BACKGROUND AND PURPOSE: Chromosomal instability is not only a hallmark of cancer but also an attractive therapeutic target. A diverse set of mitotic kinases maintains chromosomal stability. One of these is monopolar spindle 1 (Mps1, also known as TTK), which is essential for chromosome alignment and for the spindle assembly checkpoint (SAC). Pharmacological inhibition of Mps1 has been suggested as a cancer therapeutic; however, despite the existence of a novel Mps1 inhibitor, TC Mps1 12, no such studies have been performed. EXPERIMENTAL APPROACH: The effects of TC Mps1 12 on cell viability, chromosome alignment, centrosome number, mitotic duration, apoptosis and SAC were determined in hepatocellular carcinoma (HCC) cells. In addition, the association of Mps1 expression with the overall survival of HCC patients was analysed. KEY RESULTS: Treatment of human HCC cells with TC Mps1 12 led to chromosome misalignment and missegregation, and disorganization of centrosomes. Even in the presence of these errors, TC Mps1 12-treated cells overrode the SAC, resulting in a shortened mitotic duration and mitotic slippage. This mitotic catastrophe triggered apoptosis and, finally, inhibited the growth of HCC cells. In addition, the expression of the Mps1-encoding TTK gene was associated with poor overall survival of HCC patients. CONCLUSION AND IMPLICATIONS: TC Mps1 12 results in the accumulation of chromosomal instabilities and mitotic catastrophe in HCC cells. Overall, these data demonstrate that the inhibition of Mps1 kinase using TC Mps1 12 is a promising therapeutic approach for liver cancer.

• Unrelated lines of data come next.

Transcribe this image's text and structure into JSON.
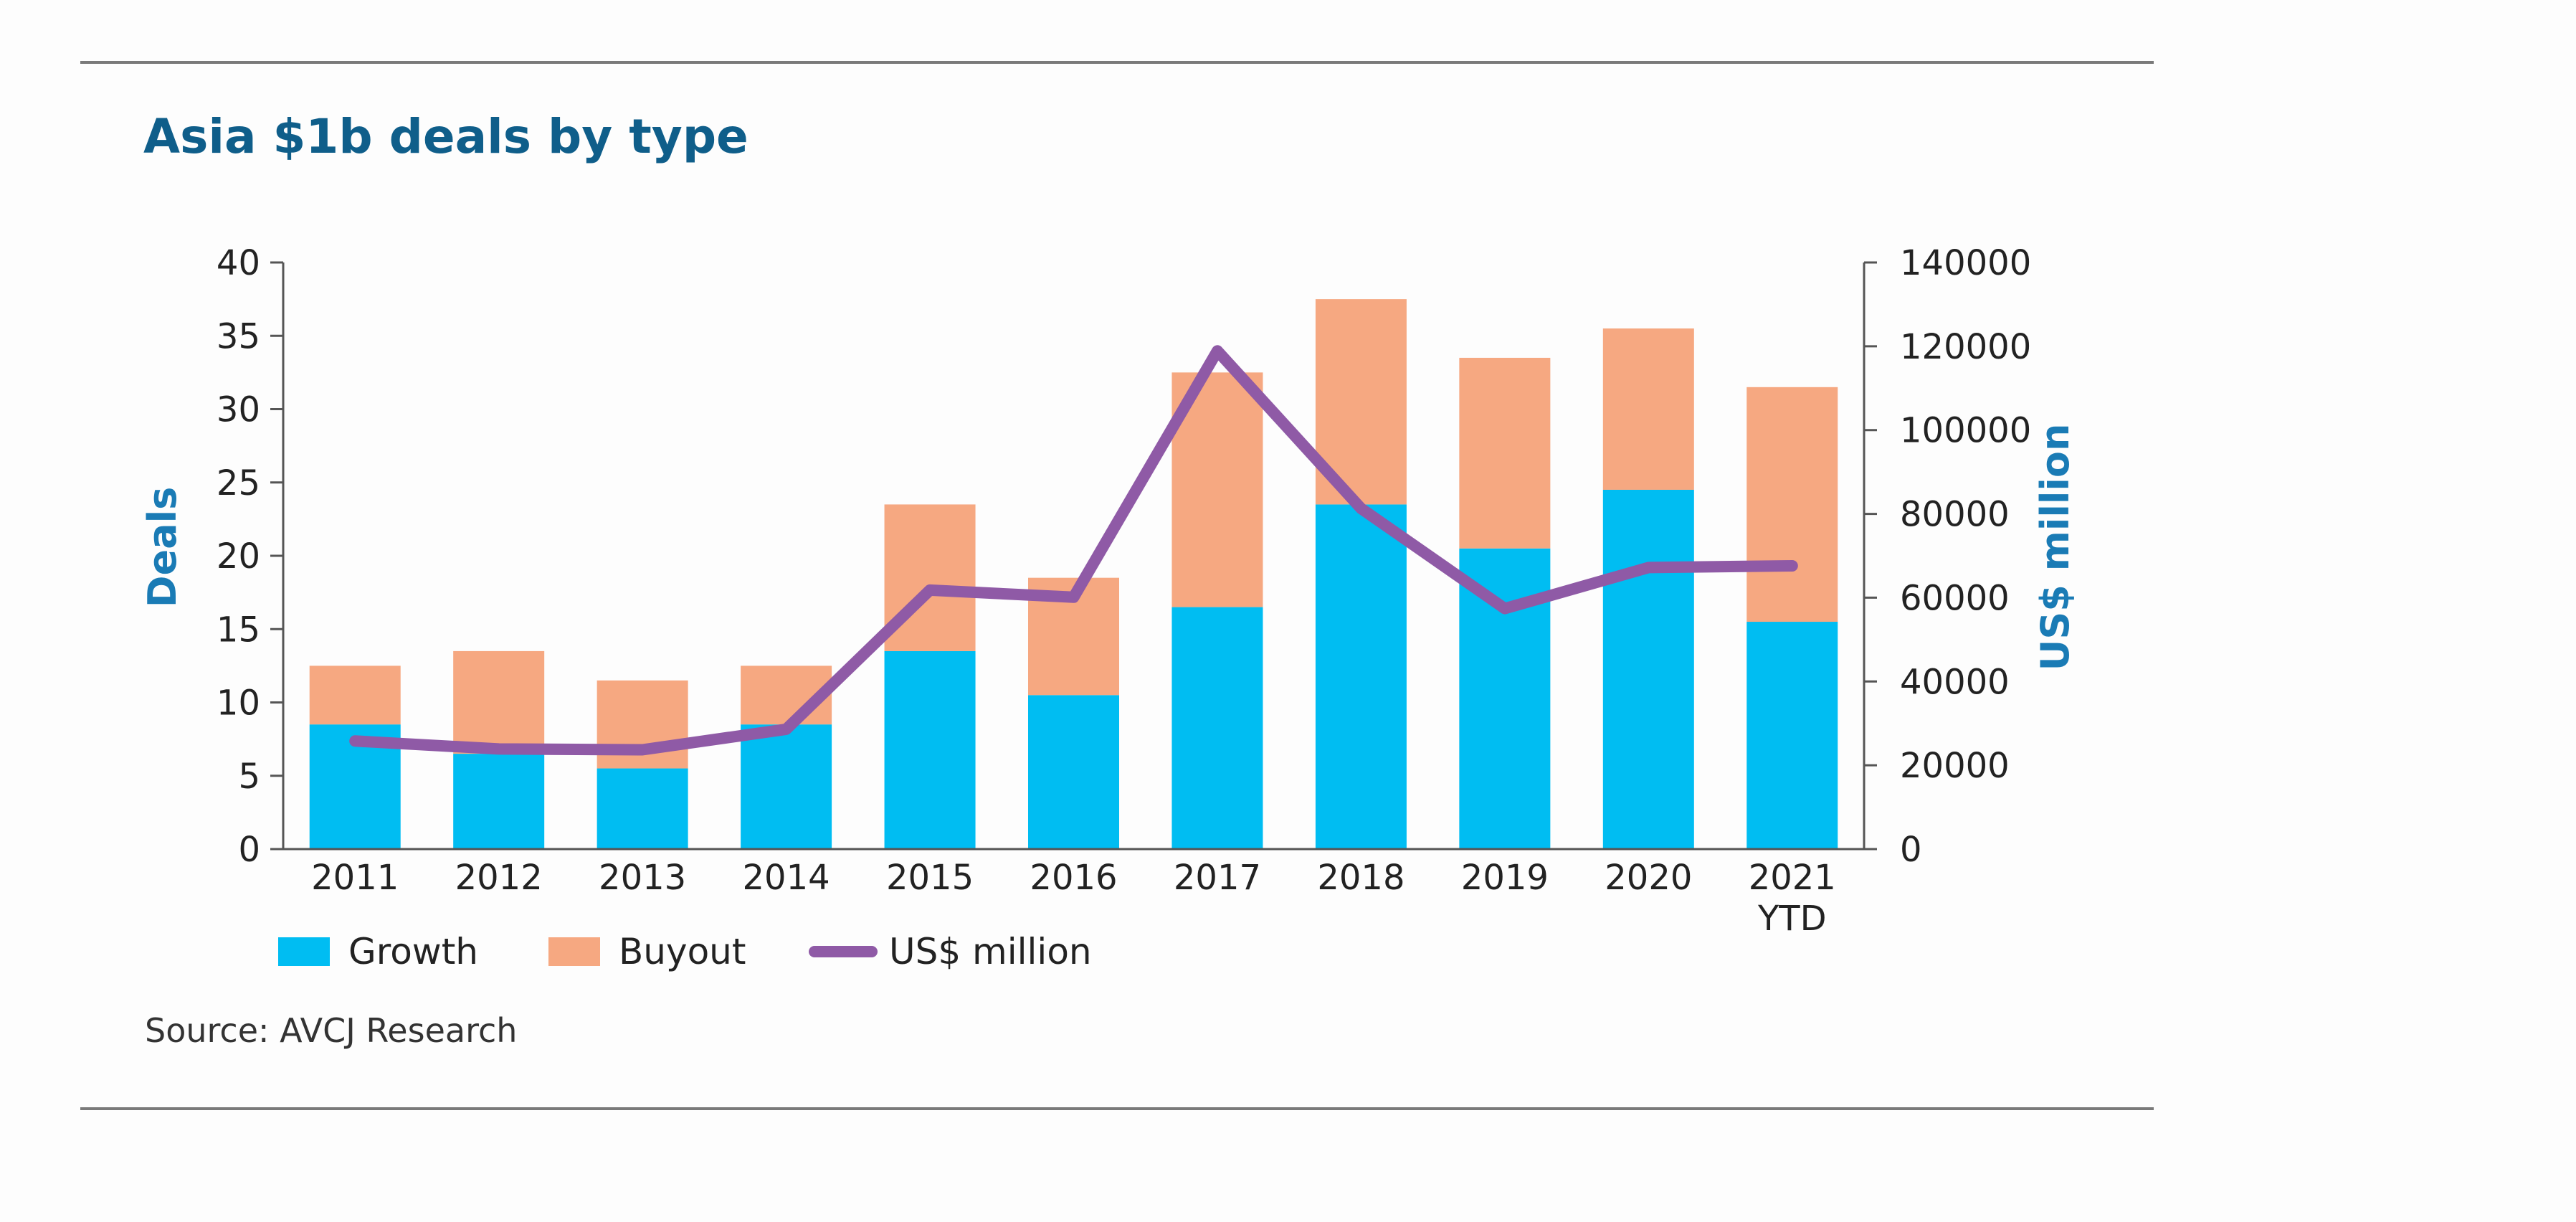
{
  "chart_data": {
    "type": "bar",
    "title": "Asia $1b deals by type",
    "stacked": true,
    "categories": [
      [
        "2011"
      ],
      [
        "2012"
      ],
      [
        "2013"
      ],
      [
        "2014"
      ],
      [
        "2015"
      ],
      [
        "2016"
      ],
      [
        "2017"
      ],
      [
        "2018"
      ],
      [
        "2019"
      ],
      [
        "2020"
      ],
      [
        "2021",
        "YTD"
      ]
    ],
    "series": [
      {
        "name": "Growth",
        "type": "bar",
        "axis": "left",
        "color": "#00bdf2",
        "values": [
          8.5,
          6.5,
          5.5,
          8.5,
          13.5,
          10.5,
          16.5,
          23.5,
          20.5,
          24.5,
          15.5
        ]
      },
      {
        "name": "Buyout",
        "type": "bar",
        "axis": "left",
        "color": "#f6a881",
        "values": [
          4,
          7,
          6,
          4,
          10,
          8,
          16,
          14,
          13,
          11,
          16
        ]
      },
      {
        "name": "US$ million",
        "type": "line",
        "axis": "right",
        "color": "#8f5aa6",
        "values": [
          25800,
          23900,
          23700,
          28600,
          61800,
          60100,
          118900,
          81300,
          57400,
          67200,
          67600
        ]
      }
    ],
    "ylabel": "Deals",
    "ylim": [
      0,
      40
    ],
    "yticks": [
      "0",
      "5",
      "10",
      "15",
      "20",
      "25",
      "30",
      "35",
      "40"
    ],
    "y2label": "US$ million",
    "y2lim": [
      0,
      140000
    ],
    "y2ticks": [
      "0",
      "20000",
      "40000",
      "60000",
      "80000",
      "100000",
      "120000",
      "140000"
    ],
    "legend_position": "bottom-left",
    "grid": false
  },
  "source": "Source: AVCJ Research",
  "colors": {
    "title": "#0f5e8a",
    "axis_title": "#1a7bb5",
    "text": "#222222",
    "axis": "#555555",
    "rule": "#7a7a7a"
  }
}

Diaminopyridine-based potent and selective mps1 kinase inhibitors binding to an unusual flipped-Peptide conformation.[Pubmed:24900510]
ACS Med Chem Lett. 2012 Jun 6;3(7):560-4.

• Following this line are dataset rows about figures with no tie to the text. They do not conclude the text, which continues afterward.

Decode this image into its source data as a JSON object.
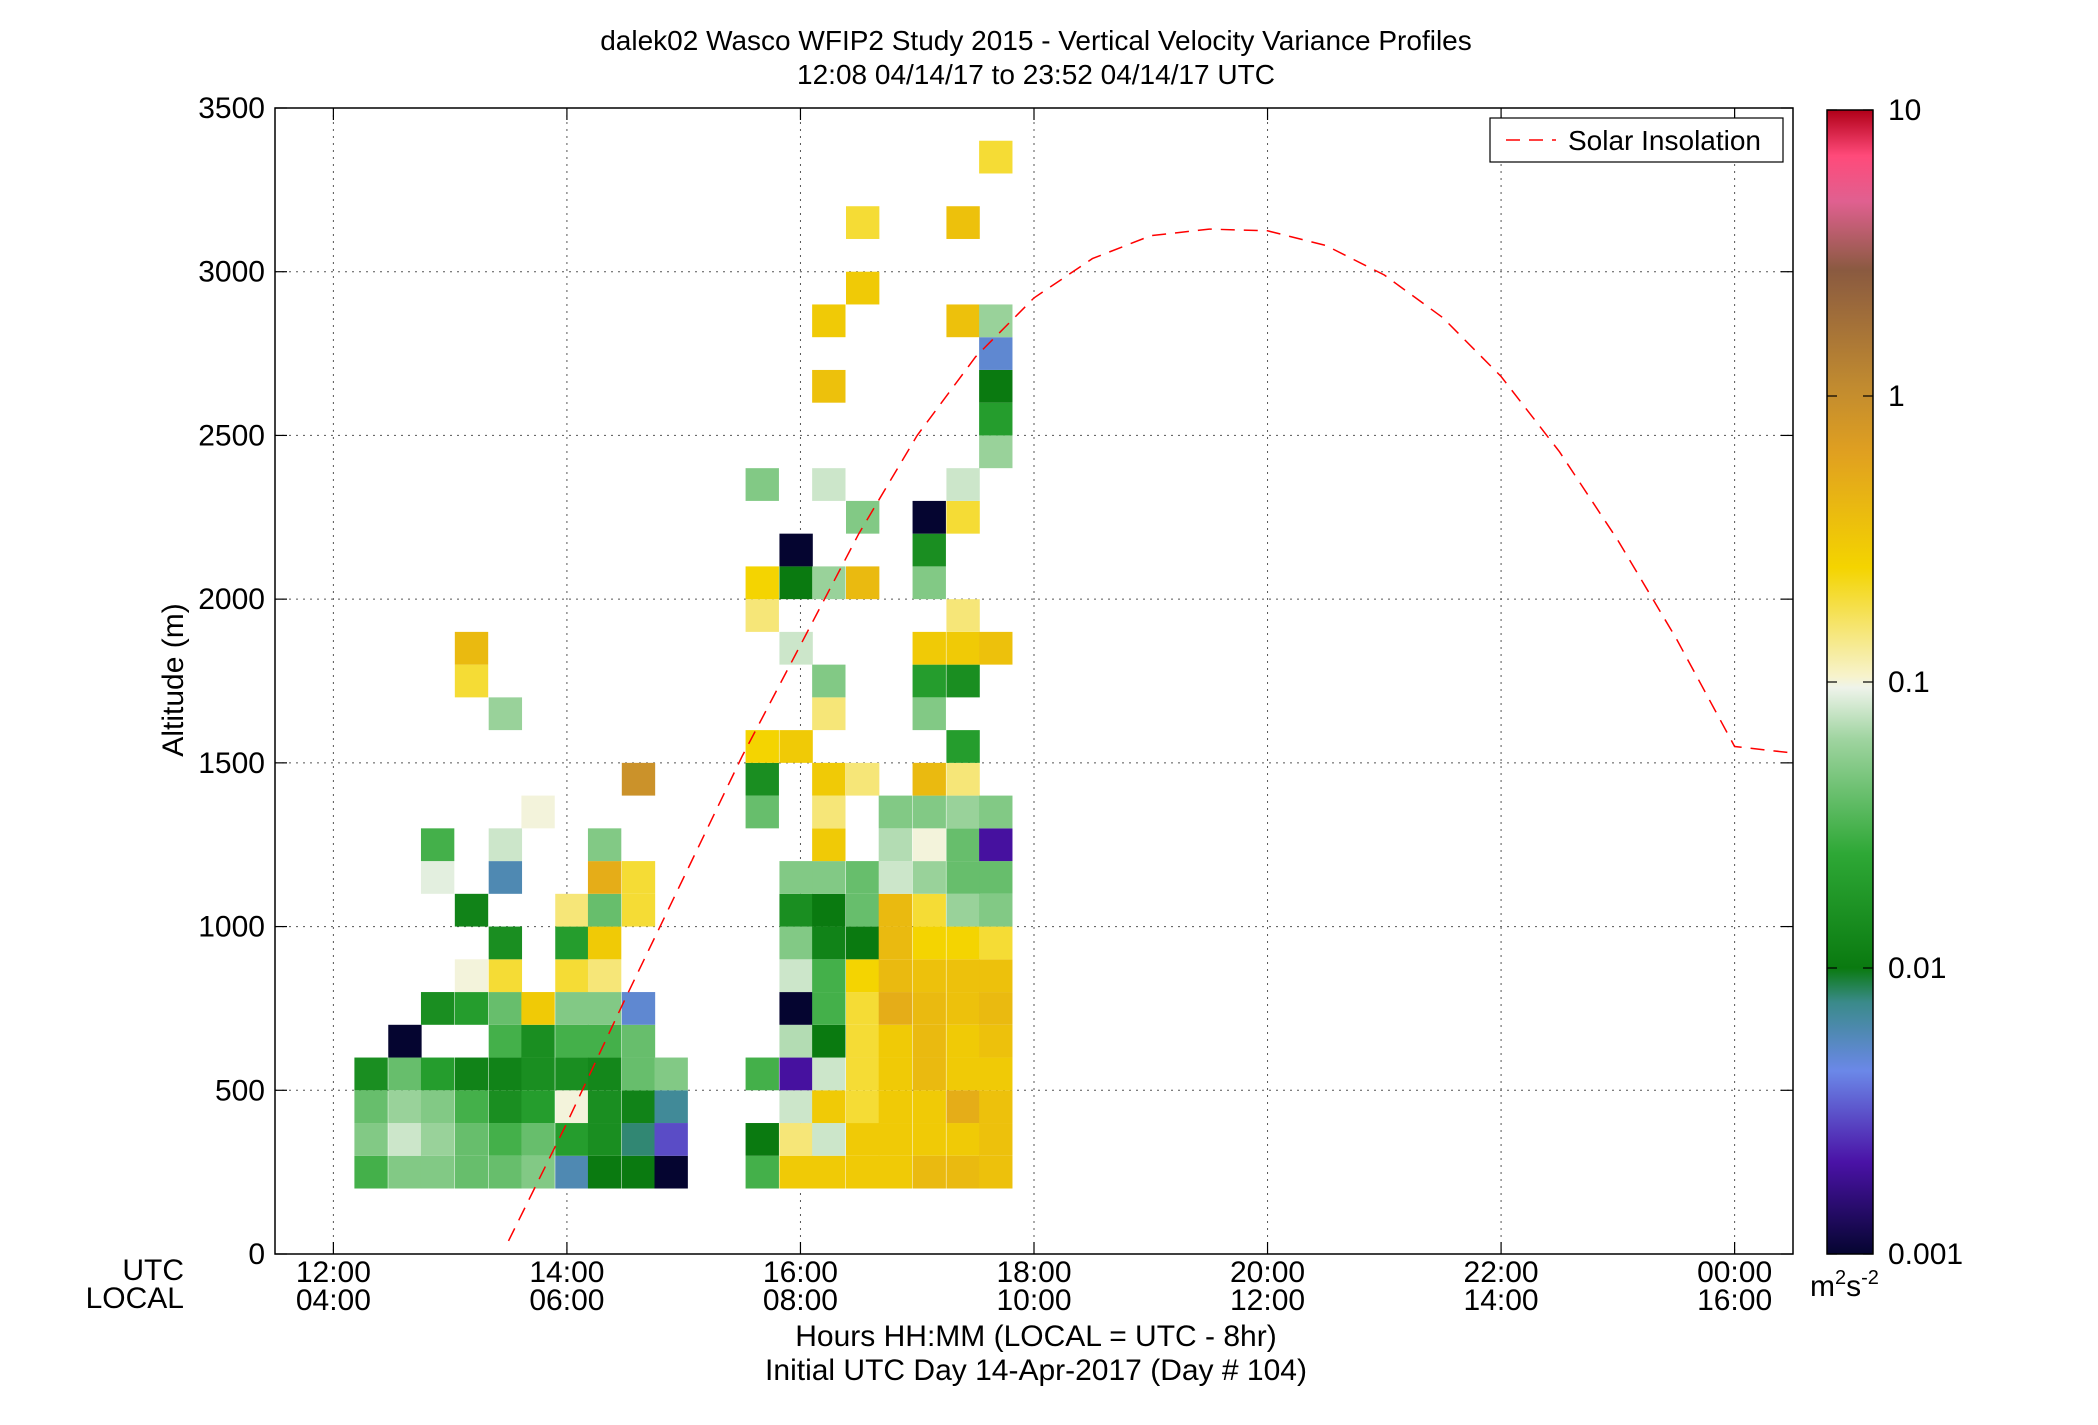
{
  "chart_data": {
    "type": "heatmap",
    "title": "dalek02 Wasco WFIP2 Study 2015 - Vertical Velocity Variance Profiles",
    "subtitle": "12:08 04/14/17 to 23:52 04/14/17  UTC",
    "ylabel": "Altitude (m)",
    "xlabel_line1": "Hours HH:MM  (LOCAL = UTC - 8hr)",
    "xlabel_line2": "Initial UTC Day 14-Apr-2017 (Day # 104)",
    "row_label_utc": "UTC",
    "row_label_local": "LOCAL",
    "xlim_hours": [
      11.5,
      24.5
    ],
    "ylim": [
      0,
      3500
    ],
    "yticks": [
      0,
      500,
      1000,
      1500,
      2000,
      2500,
      3000,
      3500
    ],
    "xticks_hours": [
      12,
      14,
      16,
      18,
      20,
      22,
      24
    ],
    "xtick_labels_utc": [
      "12:00",
      "14:00",
      "16:00",
      "18:00",
      "20:00",
      "22:00",
      "00:00"
    ],
    "xtick_labels_local": [
      "04:00",
      "06:00",
      "08:00",
      "10:00",
      "12:00",
      "14:00",
      "16:00"
    ],
    "grid": true,
    "legend": {
      "position": "top-right",
      "entries": [
        "Solar Insolation"
      ],
      "line_color": "#ff0000"
    },
    "colorbar": {
      "scale": "log",
      "range": [
        0.001,
        10
      ],
      "tick_values": [
        0.001,
        0.01,
        0.1,
        1,
        10
      ],
      "tick_labels": [
        "0.001",
        "0.01",
        "0.1",
        "1",
        "10"
      ],
      "unit_base": "m",
      "unit_sup1": "2",
      "unit_mid": "s",
      "unit_sup2": "-2"
    },
    "solar_insolation": {
      "x_hours": [
        13.5,
        14.0,
        14.5,
        15.0,
        15.5,
        16.0,
        16.5,
        17.0,
        17.5,
        18.0,
        18.5,
        19.0,
        19.5,
        20.0,
        20.5,
        21.0,
        21.5,
        22.0,
        22.5,
        23.0,
        23.5,
        24.0,
        24.5
      ],
      "y_altitude": [
        40,
        400,
        780,
        1150,
        1520,
        1860,
        2200,
        2500,
        2740,
        2920,
        3040,
        3110,
        3130,
        3125,
        3080,
        2990,
        2860,
        2680,
        2450,
        2180,
        1880,
        1550,
        1530
      ]
    },
    "cells": {
      "columns_start_hour": 12.18,
      "column_width_hours": 0.2857,
      "row_height_m": 100,
      "note_columns": "each column is a profile; values are variance in m^2 s^-2; null = no data",
      "profiles": [
        {
          "t": 12.18,
          "z": [
            200,
            300,
            400,
            500
          ],
          "v": [
            0.03,
            0.05,
            0.04,
            0.015
          ]
        },
        {
          "t": 12.47,
          "z": [
            200,
            300,
            400,
            500,
            600
          ],
          "v": [
            0.05,
            0.08,
            0.06,
            0.04,
            0.001
          ]
        },
        {
          "t": 12.75,
          "z": [
            200,
            300,
            400,
            500,
            700,
            1100,
            1200
          ],
          "v": [
            0.05,
            0.06,
            0.05,
            0.02,
            0.015,
            0.09,
            0.03
          ]
        },
        {
          "t": 13.04,
          "z": [
            200,
            300,
            400,
            500,
            700,
            800,
            1000,
            1700,
            1800
          ],
          "v": [
            0.04,
            0.04,
            0.03,
            0.012,
            0.02,
            0.1,
            0.012,
            0.2,
            0.4
          ]
        },
        {
          "t": 13.33,
          "z": [
            200,
            300,
            400,
            500,
            600,
            700,
            800,
            900,
            1100,
            1200,
            1600
          ],
          "v": [
            0.04,
            0.03,
            0.015,
            0.012,
            0.03,
            0.04,
            0.2,
            0.015,
            0.006,
            0.08,
            0.06
          ]
        },
        {
          "t": 13.61,
          "z": [
            200,
            300,
            400,
            500,
            600,
            700,
            1300
          ],
          "v": [
            0.05,
            0.04,
            0.02,
            0.015,
            0.015,
            0.3,
            0.1
          ]
        },
        {
          "t": 13.9,
          "z": [
            200,
            300,
            400,
            500,
            600,
            700,
            800,
            900,
            1000
          ],
          "v": [
            0.006,
            0.02,
            0.1,
            0.015,
            0.03,
            0.05,
            0.2,
            0.02,
            0.15
          ]
        },
        {
          "t": 14.18,
          "z": [
            200,
            300,
            400,
            500,
            600,
            700,
            800,
            900,
            1000,
            1100,
            1200
          ],
          "v": [
            0.01,
            0.015,
            0.015,
            0.013,
            0.03,
            0.05,
            0.15,
            0.3,
            0.04,
            0.5,
            0.05
          ]
        },
        {
          "t": 14.47,
          "z": [
            200,
            300,
            400,
            500,
            600,
            700,
            1000,
            1100,
            1400
          ],
          "v": [
            0.01,
            0.008,
            0.012,
            0.04,
            0.04,
            0.005,
            0.2,
            0.2,
            0.9
          ]
        },
        {
          "t": 14.75,
          "z": [
            200,
            300,
            400,
            500
          ],
          "v": [
            0.001,
            0.003,
            0.007,
            0.05
          ]
        },
        {
          "t": 15.53,
          "z": [
            200,
            300,
            500,
            1300,
            1400,
            1500,
            1900,
            2000,
            2300
          ],
          "v": [
            0.03,
            0.01,
            0.03,
            0.04,
            0.015,
            0.25,
            0.15,
            0.25,
            0.05
          ]
        },
        {
          "t": 15.82,
          "z": [
            200,
            300,
            400,
            500,
            600,
            700,
            800,
            900,
            1000,
            1100,
            1500,
            1800,
            2000,
            2100
          ],
          "v": [
            0.3,
            0.15,
            0.08,
            0.002,
            0.07,
            0.001,
            0.08,
            0.05,
            0.015,
            0.05,
            0.3,
            0.08,
            0.01,
            0.001
          ]
        },
        {
          "t": 16.1,
          "z": [
            200,
            300,
            400,
            500,
            600,
            700,
            800,
            900,
            1000,
            1100,
            1200,
            1300,
            1400,
            1600,
            1700,
            2000,
            2300,
            2600,
            2800
          ],
          "v": [
            0.3,
            0.08,
            0.3,
            0.08,
            0.01,
            0.03,
            0.03,
            0.012,
            0.01,
            0.05,
            0.3,
            0.15,
            0.3,
            0.15,
            0.05,
            0.06,
            0.08,
            0.35,
            0.3
          ]
        },
        {
          "t": 16.39,
          "z": [
            200,
            300,
            400,
            500,
            600,
            700,
            800,
            900,
            1000,
            1100,
            1400,
            2000,
            2200,
            2900,
            3100
          ],
          "v": [
            0.3,
            0.3,
            0.2,
            0.2,
            0.2,
            0.2,
            0.25,
            0.01,
            0.04,
            0.04,
            0.15,
            0.4,
            0.05,
            0.3,
            0.2
          ]
        },
        {
          "t": 16.67,
          "z": [
            200,
            300,
            400,
            500,
            600,
            700,
            800,
            900,
            1000,
            1100,
            1200,
            1300
          ],
          "v": [
            0.3,
            0.3,
            0.3,
            0.3,
            0.3,
            0.5,
            0.4,
            0.4,
            0.4,
            0.08,
            0.07,
            0.05
          ]
        },
        {
          "t": 16.96,
          "z": [
            200,
            300,
            400,
            500,
            600,
            700,
            800,
            900,
            1000,
            1100,
            1200,
            1300,
            1400,
            1600,
            1700,
            1800,
            2000,
            2100,
            2200
          ],
          "v": [
            0.4,
            0.3,
            0.3,
            0.4,
            0.4,
            0.4,
            0.35,
            0.25,
            0.2,
            0.06,
            0.1,
            0.05,
            0.4,
            0.05,
            0.02,
            0.3,
            0.05,
            0.015,
            0.001
          ]
        },
        {
          "t": 17.25,
          "z": [
            200,
            300,
            400,
            500,
            600,
            700,
            800,
            900,
            1000,
            1100,
            1200,
            1300,
            1400,
            1500,
            1700,
            1800,
            1900,
            2200,
            2300,
            2800,
            3100
          ],
          "v": [
            0.4,
            0.3,
            0.5,
            0.3,
            0.3,
            0.35,
            0.35,
            0.25,
            0.06,
            0.04,
            0.04,
            0.06,
            0.15,
            0.02,
            0.015,
            0.3,
            0.15,
            0.2,
            0.08,
            0.35,
            0.35
          ]
        },
        {
          "t": 17.53,
          "z": [
            200,
            300,
            400,
            500,
            600,
            700,
            800,
            900,
            1000,
            1100,
            1200,
            1300,
            1800,
            2400,
            2500,
            2600,
            2700,
            2800,
            3300
          ],
          "v": [
            0.35,
            0.35,
            0.35,
            0.3,
            0.35,
            0.4,
            0.35,
            0.2,
            0.05,
            0.04,
            0.002,
            0.05,
            0.35,
            0.06,
            0.02,
            0.01,
            0.005,
            0.06,
            0.2
          ]
        }
      ]
    }
  }
}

Monopolar spindle 1 (Mps1) is an attractive cancer drug target due to the important role that it plays in centrosome duplication, the spindle assembly checkpoint, and the maintenance of chromosomal stability. A design based on JNK inhibitors with an aminopyridine scaffold and subsequent modifications identified diaminopyridine 9 with an IC50 of 37 nM. The X-ray structure of 9 revealed that the Cys604 carbonyl group of the hinge region flips to form a hydrogen bond with the aniline NH group in 9. Further optimization of 9 led to 12 with improved cellular activity, suitable pharmacokinetic profiles, and good in vivo efficacy in the mouse A549 xenograft model. Moreover, 12 displayed excellent selectivity over 95 kinases, indicating the contribution of its unusual flipped-peptide conformation to its selectivity.